Guernica: What are those tensions?
Steve James: The cops wonder how sincere these men and women are. Is this paycheck so they can pretend to be doing good for the community but are still out doing whatever illegal stuff they used to do? They accuse interrupters of being hug-a-thugs. They think the interrupters should be telling the police when they know of criminal activity.
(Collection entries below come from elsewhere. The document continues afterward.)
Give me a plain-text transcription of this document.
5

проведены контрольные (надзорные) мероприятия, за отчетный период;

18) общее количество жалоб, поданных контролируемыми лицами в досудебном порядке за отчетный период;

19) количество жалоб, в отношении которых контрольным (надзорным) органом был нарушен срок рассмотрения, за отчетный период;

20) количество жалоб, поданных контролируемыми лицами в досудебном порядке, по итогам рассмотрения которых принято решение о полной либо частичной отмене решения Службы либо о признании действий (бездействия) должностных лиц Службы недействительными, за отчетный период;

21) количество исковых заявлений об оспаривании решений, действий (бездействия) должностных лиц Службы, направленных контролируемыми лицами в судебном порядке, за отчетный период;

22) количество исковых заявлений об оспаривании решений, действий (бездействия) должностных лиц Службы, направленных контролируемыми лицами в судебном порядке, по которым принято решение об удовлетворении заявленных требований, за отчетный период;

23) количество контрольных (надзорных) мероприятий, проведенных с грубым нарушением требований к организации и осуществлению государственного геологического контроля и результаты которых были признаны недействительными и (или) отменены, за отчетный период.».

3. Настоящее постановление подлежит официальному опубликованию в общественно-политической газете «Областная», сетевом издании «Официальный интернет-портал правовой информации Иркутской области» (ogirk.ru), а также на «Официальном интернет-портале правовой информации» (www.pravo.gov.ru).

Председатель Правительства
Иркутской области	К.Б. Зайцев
They should be cooperating with the cops, and why aren’t they?
Guernica: In There Are No Children Here, Alex Kotlowitz writes about gangs having done community service before and it not quite working out.
Steve James: Actually, it was Jeff Fort’s gang. [Jeff Fort, founder of the Black P. Stones gang in Chicago, is father of Ameena Matthews.] He was always involved in illegal activity, but there was a community-organization aspect of what he was doing too. He even got federal funds and an invitation to Nixon’s inauguration. He didn’t go, but he got invited. (Laughs).
Guernica: There’s a long history in Chicago.
Steve James: Right. And there are cops out there with whom the interrupters have a history, and these cops won’t view them differently no matter what they do. They get nervous around cops because of their history with them. Cobe told me a story about being pulled over while he was on a date. The cop knows his record because he just ran his plate, and the cop says to his date, “Hey you know what this guy has done prison time for?” And Cobe’s like, “Why are you telling her this stuff?” So the interrupters have a history and a well-deserved desire to not have anything to do with cops, even though they’re now doing good work.
Guernica: You said the song during the closing credits, “Don’t Give Up on Me” by Solomon Burke, was apt because the interrupters won’t give up on these people.
Steve James: It’s also about not giving up on these communities.
Guernica: Well, how do we do that? The film is not a political call to action, but it does move people to want to do something about it.
Steve James: We did a lot of screenings on the festival circuit, and this question comes up a lot, “What can I do?” It was coming from people who don’t live in these neighborhoods. We said there’s all kinds of ways people can help. Get political. If you’re in a position in which you have influence either through voting or connections to people who make policy, speak up. You can make donations to CeaseFire or organizations like it because it’s important work and is always underfunded. You can volunteer to be mentor. You see mentoring going on with Ameena, Eddie, and Cobe, but you don’t have to be from that community to be a mentor of value. In fact, if you’re not from that community, you can be more valuable in some respects because you can expose children to a wider world of possibility and connections. There’s a lot of ways. I’m not someone who gives prescriptives at the end of my films. This is the closest to an issue-oriented film I’ve ever made. You don’t have to be an interrupter. You have to be a special person to do that kind of work, but there are other ways.